Rep. Cori Bush, D-MO, tweeted last Wednesday. “I would love to see a Black woman who will insist on racial, environmental, social, disability, and economic justice named to the Supreme Court.”

Commenting on that statement, one of America’s foremost presidential scholars, Dr. Tim Blessing, Professor of History and Political Science at Alvernia University, had this to say, “I note the quote: ‘I would love to see a [nominee] who will insist on racial, environmental, social, disability, and economic justice named to the Supreme Court.’ It is a well-accepted rule that the Supreme Court decides what the Constitution means. Although the court does overturn past decisions, the key to Anglo-American law is ‘stare decisis’ based on precedent and the text of the constitution as past decisions have determined it to be or interpreted it (the law in general) to be. While the court does legislate in its own way, its legislation is restrained by the Magna Carta, article 45, injunction: ‘We will appoint as justices, constables, sheriffs, or other officials, only men that know the law [which presupposes that there is a law already in existence and not being initiated by the decision of one officer] of the realm and are minded to keep it well.’ The law descends to the court from the interaction of the Executive and the Legislative branch. The call for a court member to BEGIN with the finding already in mind, i.e., a ‘justice’ that arises from other than constitutional means, is a ‘justice’ that deprives the legislature and the Executive of their functions as representatives of the realm and its people (or, in our instance, the republic). It is, in short, profoundly anti-democratic, profoundly aristocratic, and is so in a way that violates the most fundamental bases of the Anglo-American rule of law. It is, in short, a call to a society where ‘justice’ is only the ‘justice’ of the victors.”

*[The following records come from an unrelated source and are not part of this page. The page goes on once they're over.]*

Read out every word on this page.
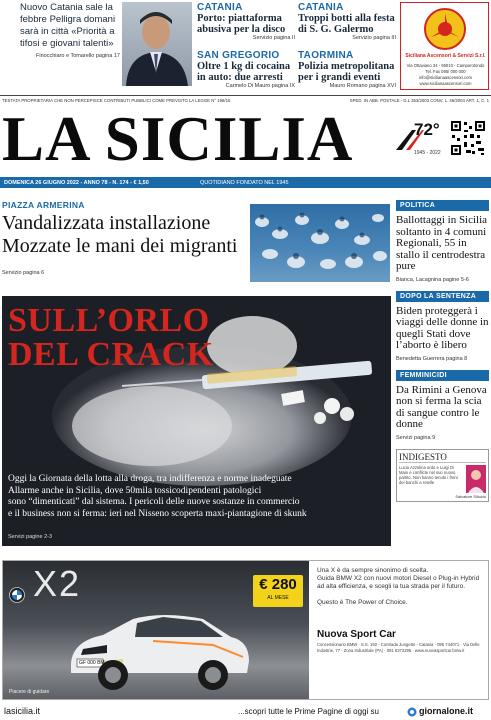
Nuovo Catania sale la febbre Pelligra domani sarà in città «Priorità a tifosi e giovani talenti»
Finocchiaro e Tomarello pagina 17
CATANIA
Porto: piattaforma abusiva per la disco
Servizio pagina II
CATANIA
Troppi botti alla festa di S. G. Galermo
Servizio pagina III
SAN GREGORIO
Oltre 1 kg di cocaina in auto: due arresti
Carmelo Di Mauro pagina IX
TAORMINA
Polizia metropolitana per i grandi eventi
Mauro Romano pagina XVI
Siciliana Ascensori & Servizi S.r.l.
Via Ottaviano 34 - 95010 - Camporotondo
Tel. Fax 095/ 000 000
info@sicilianaascensori.com
www.sicilianaascensori.com
TESTATA PROPRIETARIA CHE NON PERCEPISCE CONTRIBUTI PUBBLICI COME PREVISTO LA LEGGE N° 198/16	SPED. IN ABB. POSTALE - D.L 353/2003 CONV. L. 46/2004 ART. 1, C. 1
LA SICILIA	72°
1945 - 2022
DOMENICA 26 GIUGNO 2022 - ANNO 78 - N. 174 - € 1,50	QUOTIDIANO FONDATO NEL 1945
PIAZZA ARMERINA
Vandalizzata installazione
Mozzate le mani dei migranti
Servizio pagina 6
SULL’ORLO
DEL CRACK
Oggi la Giornata della lotta alla droga, tra indifferenza e norme inadeguate
Allarme anche in Sicilia, dove 50mila tossicodipendenti patologici
sono “dimenticati” dal sistema. I pericoli delle nuove sostanze in commercio
e il business non si ferma: ieri nel Nisseno scoperta maxi-piantagione di skunk
Servizi pagine 2-3
POLITICA
Ballottaggi in Sicilia soltanto in 4 comuni Regionali, 55 in stallo il centrodestra pure
Bianca, Lacagnina pagine 5-6
DOPO LA SENTENZA
Biden proteggerà i viaggi delle donne in quegli Stati dove l’aborto è libero
Benedetta Guerrera pagina 8
FEMMINICIDI
Da Rimini a Genova non si ferma la scia di sangue contro le donne
Servizi pagina 9
INDIGESTO
Lucia Azzolina ordo e Luigi Di Maio e conflicte nel suo nuovo partito. Non hanno tenuto i freni dei banchi a rotelle
Salvatore Silluzio
X2
GF 000 BM
€ 280
AL MESE
Piacere di guidare
Una X è da sempre sinonimo di scelta.
Guida BMW X2 con nuovi motori Diesel o Plug-in Hybrid ad alta efficienza, e scegli la tua strada per il futuro.
Questo è The Power of Choice.
Nuova Sport Car
Concessionario BMW · S.S. 192 - Contrada Jungetto - Catania · 095 744071 · Via Delle Industrie, 77 - Zona Industriale (PA) · 091 6372295 · www.nuovasportcar.bmw.it
lasicilia.it	...scopri tutte le Prime Pagine di oggi su	giornalone.it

Constitutionally the high court is charged with interpretation and review, it is not supposed to legislate to any ends, left or right. It is thus designed to be independent of ideology, party, or partisan factors. Thus Bush’s wish above shows a profound misunderstanding of the Constitution or a willful defiance of it.

Judicial review in the US was established by the case of Marbury v. Madison in 1803. From the Encyclopedia Britannica, “Marbury v. Madison was a legal case in which, on February 24, 1803, the U.S. Supreme Court first declared an act of Congress unconstitutional, thus establishing the doctrine of judicial review. The court’s opinion, written by Chief Justice John Marshall, is considered one of the foundations of U.S. constitutional law.”

If there is only one thing to know about the Supreme Court it is Marbury v Madison. It defines the court’s role as one of review. Not ideological, not legislative, not overtly political or partisan, but one of review and only constitutional review. Many these days would be well served by remembering that.